Ah, the gulf between the real and the ideal! Ariosto’s Angelica had many flaws. Her intelligence was a sort of low cunning with which she evaded pursuers. She used her beauty unashamedly to manipulate men. She made promises she never kept but pursuing her was time well spent. To speak modern, she was a class act.
The portents were not favourable, my chance of success extremely doubtful. In my quest for the timeless and eternal Angelica I was well aware that Ariosto had married her off to Medoro who became King of Cathay. I persisted nonetheless.
As Volatore/Marco Renzetti I found life confusing. As a hippogriff I had been chaste, being only a means of transport; carnal pleasures were reserved for my heroic passengers. As a man I had been initiated into human practices by the frolicsome Giuseppina. She was generous in her praise of my performance; so I ought to have been easy in my mind with Doris Donner.
She was a hairstylist at Salon Angélique (the random irony of names!) and she took pride in having styled the hair of Lola Trotter, the film star.
‘The studio stylist got the credit,’ she said, ‘but all he did was add highlights to what I’d already done.’

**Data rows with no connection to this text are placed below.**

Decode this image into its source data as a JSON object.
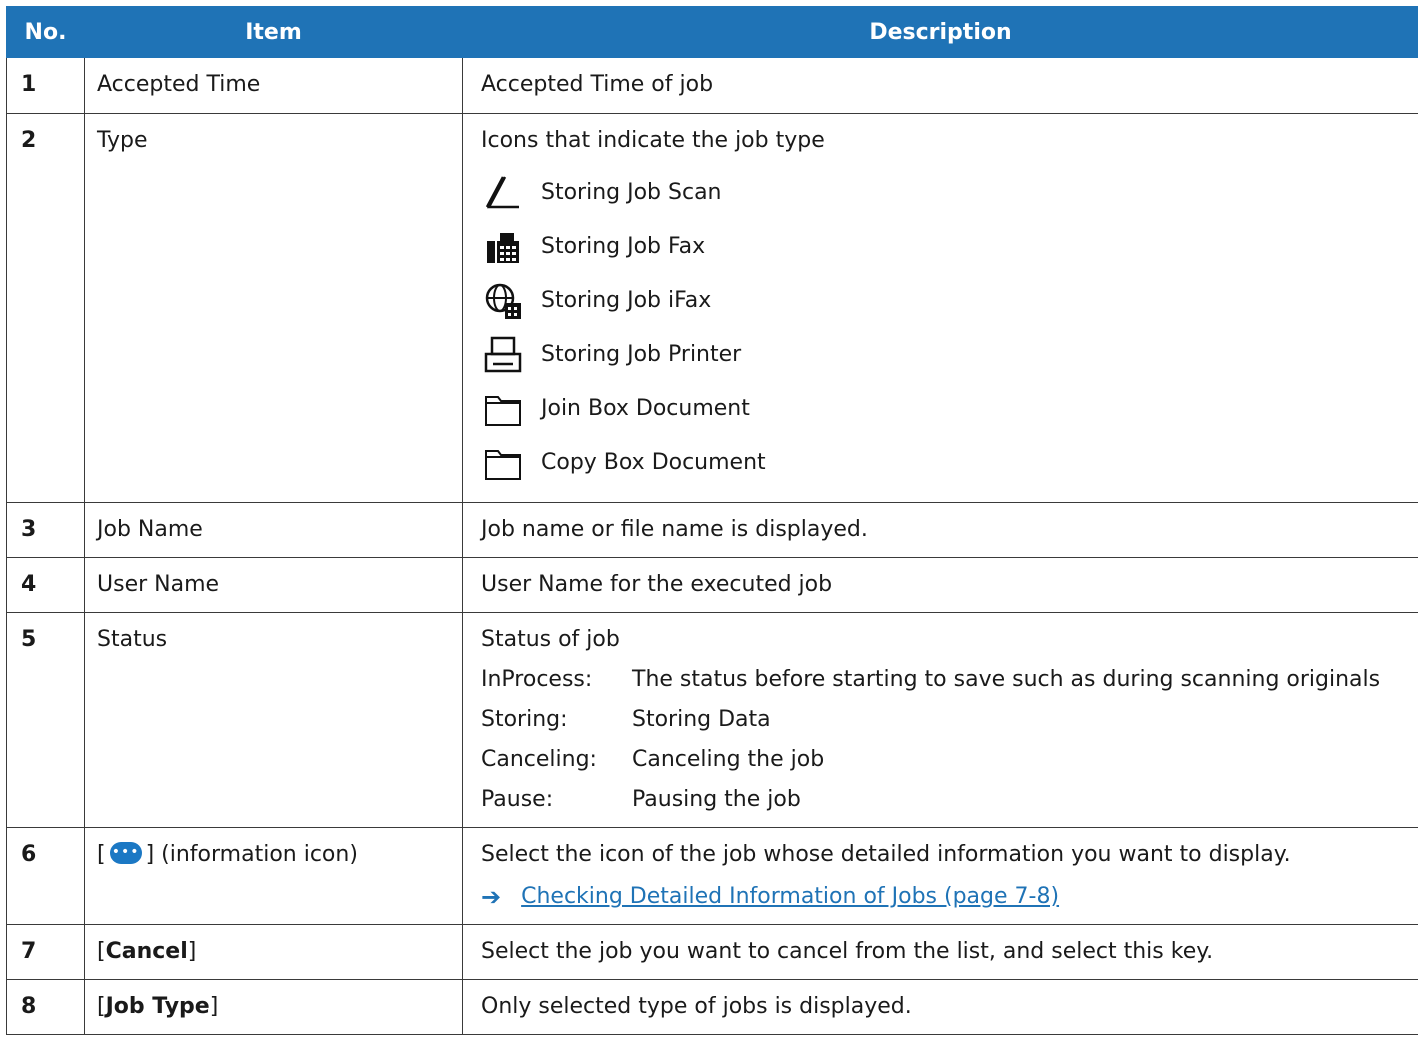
{
  "headers": {
    "no": "No.",
    "item": "Item",
    "description": "Description"
  },
  "rows": [
    {
      "no": "1",
      "item": "Accepted Time",
      "description": "Accepted Time of job"
    },
    {
      "no": "2",
      "item": "Type",
      "description": "Icons that indicate the job type",
      "types": [
        "Storing Job Scan",
        "Storing Job Fax",
        "Storing Job iFax",
        "Storing Job Printer",
        "Join Box Document",
        "Copy Box Document"
      ]
    },
    {
      "no": "3",
      "item": "Job Name",
      "description": "Job name or file name is displayed."
    },
    {
      "no": "4",
      "item": "User Name",
      "description": "User Name for the executed job"
    },
    {
      "no": "5",
      "item": "Status",
      "description": "Status of job",
      "statuses": [
        {
          "key": "InProcess:",
          "value": "The status before starting to save such as during scanning originals"
        },
        {
          "key": "Storing:",
          "value": "Storing Data"
        },
        {
          "key": "Canceling:",
          "value": "Canceling the job"
        },
        {
          "key": "Pause:",
          "value": "Pausing the job"
        }
      ]
    },
    {
      "no": "6",
      "item_prefix": "[",
      "item_suffix": "] (information icon)",
      "description": "Select the icon of the job whose detailed information you want to display.",
      "link": "Checking Detailed Information of Jobs (page 7-8)"
    },
    {
      "no": "7",
      "item_prefix": "[",
      "item_bold": "Cancel",
      "item_suffix": "]",
      "description": "Select the job you want to cancel from the list, and select this key."
    },
    {
      "no": "8",
      "item_prefix": "[",
      "item_bold": "Job Type",
      "item_suffix": "]",
      "description": "Only selected type of jobs is displayed."
    }
  ]
}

More beautiful than the ‘supermodels’ who appeared in the news, Doris had only contempt for them.
‘These girls have arms and legs like sticks,’ she said, ‘and the fashion industry is run by faggots.’
The women whose looks she looked after, except for a few celebrities, did not fare much better in her opinion.
‘Some of them have had so many facelifts their ears meet at the back,’ she said, ‘and they want me to do some miracle with their hair so their husbands will look at them again. Meanwhile the husbands are shtupping their twenty-five-year-old secretaries. You can’t make a silk purse out of a sow’s ear but you can make millions by telling the sows you can.’
Doris’s cynicism did not extend to sex. I was overwhelmed by the frequency of her demands; she was not so much chained to the rock of her beauty as rolling it after me so that I was in constant danger of being crushed by it.
Doris was what she was, coarse despite her physical refinement, definitely not my eternal time-and-space-transcending Angelica. Why, then, did I stay with her as long as I did?